Les puissances occidentales sont déjà présentes dans la région et concernées par le pèlerinage à La Mecque à travers les risques de contamination sanitaire et « idéologique » représentés respectivement par les épidémies de choléra qui sévissent dans le Hedjaz et par la propagande panislamique qui touche leurs sujets musulmans. L’ouverture d’une ligne de chemin de fer entièrement contrôlée par le gouvernement ottoman accroît le risque de propagation des épidémies, comme celui de diffusion du discours anti-occidental dans les colonies. À cela s’ajoute la concurrence faite au chemin de fer français en Syrie et aux compagnies de navigation britanniques dans la mer Rouge. Autant de raisons pour les puissances coloniales de l’époque de s’opposer à l’utilisation du chemin de fer du Hedjaz par les pèlerins musulmans qui relèvent de leur administration, voire à interdire tout bonnement le pèlerinage à La Mecque pour des motifs sanitaires.
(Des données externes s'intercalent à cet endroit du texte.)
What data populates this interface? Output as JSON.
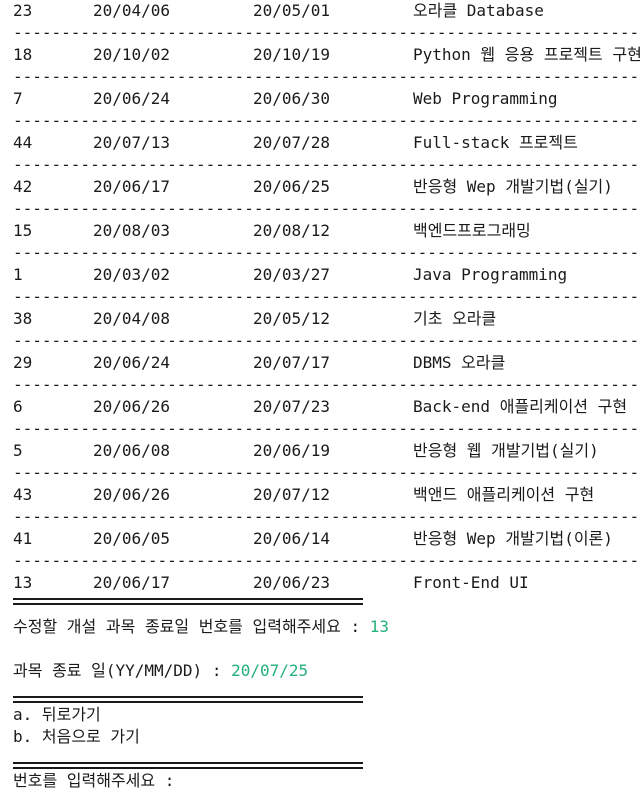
{
  "courses": [
    {
      "id": "23",
      "start": "20/04/06",
      "end": "20/05/01",
      "name": "오라클 Database"
    },
    {
      "id": "18",
      "start": "20/10/02",
      "end": "20/10/19",
      "name": "Python 웹 응용 프로젝트 구현"
    },
    {
      "id": "7",
      "start": "20/06/24",
      "end": "20/06/30",
      "name": "Web Programming"
    },
    {
      "id": "44",
      "start": "20/07/13",
      "end": "20/07/28",
      "name": "Full-stack 프로젝트"
    },
    {
      "id": "42",
      "start": "20/06/17",
      "end": "20/06/25",
      "name": "반응형 Wep 개발기법(실기)"
    },
    {
      "id": "15",
      "start": "20/08/03",
      "end": "20/08/12",
      "name": "백엔드프로그래밍"
    },
    {
      "id": "1",
      "start": "20/03/02",
      "end": "20/03/27",
      "name": "Java Programming"
    },
    {
      "id": "38",
      "start": "20/04/08",
      "end": "20/05/12",
      "name": "기초 오라클"
    },
    {
      "id": "29",
      "start": "20/06/24",
      "end": "20/07/17",
      "name": "DBMS 오라클"
    },
    {
      "id": "6",
      "start": "20/06/26",
      "end": "20/07/23",
      "name": "Back-end 애플리케이션 구현"
    },
    {
      "id": "5",
      "start": "20/06/08",
      "end": "20/06/19",
      "name": "반응형 웹 개발기법(실기)"
    },
    {
      "id": "43",
      "start": "20/06/26",
      "end": "20/07/12",
      "name": "백앤드 애플리케이션 구현"
    },
    {
      "id": "41",
      "start": "20/06/05",
      "end": "20/06/14",
      "name": "반응형 Wep 개발기법(이론)"
    },
    {
      "id": "13",
      "start": "20/06/17",
      "end": "20/06/23",
      "name": "Front-End UI"
    }
  ],
  "separator": "------------------------------------------------------------------------",
  "prompt_select": {
    "label": "수정할 개설 과목 종료일 번호를 입력해주세요 : ",
    "value": "13"
  },
  "prompt_date": {
    "label": "과목 종료 일(YY/MM/DD) : ",
    "value": "20/07/25"
  },
  "menu": {
    "back": "a. 뒤로가기",
    "home": "b. 처음으로 가기"
  },
  "prompt_number": {
    "label": "번호를 입력해주세요 : "
  },
  "colors": {
    "text": "#1a1a1a",
    "input": "#22b07a",
    "background": "#ffffff"
  }
}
Sous ce même prétexte, la France tente à cette époque une nouvelle forme d’ingérence dans les affaires de l’Empire ottoman, que l’on pourrait déjà qualifier d’« humanitaire », en cherchant à contrôler l’organisation de la défense sanitaire de la ligne de chemin de fer du Hedjaz, ce qui lui sera refusé par l’administration ottomane.
Cette conjonction d’oppositions au chemin de fer du Hedjaz aura sans doute son rôle à jouer dans l’abandon précoce de cette voie de communication, sévèrement endommagée par les actions de sabotage menées par les troupes arabes engagées aux côtés des Alliés. D’autant plus que le nouveau découpage territorial de la région, issu de la Première Guerre mondiale, partage désormais le contrôle de la ligne entre trois États aux relations bientôt conflictuelles.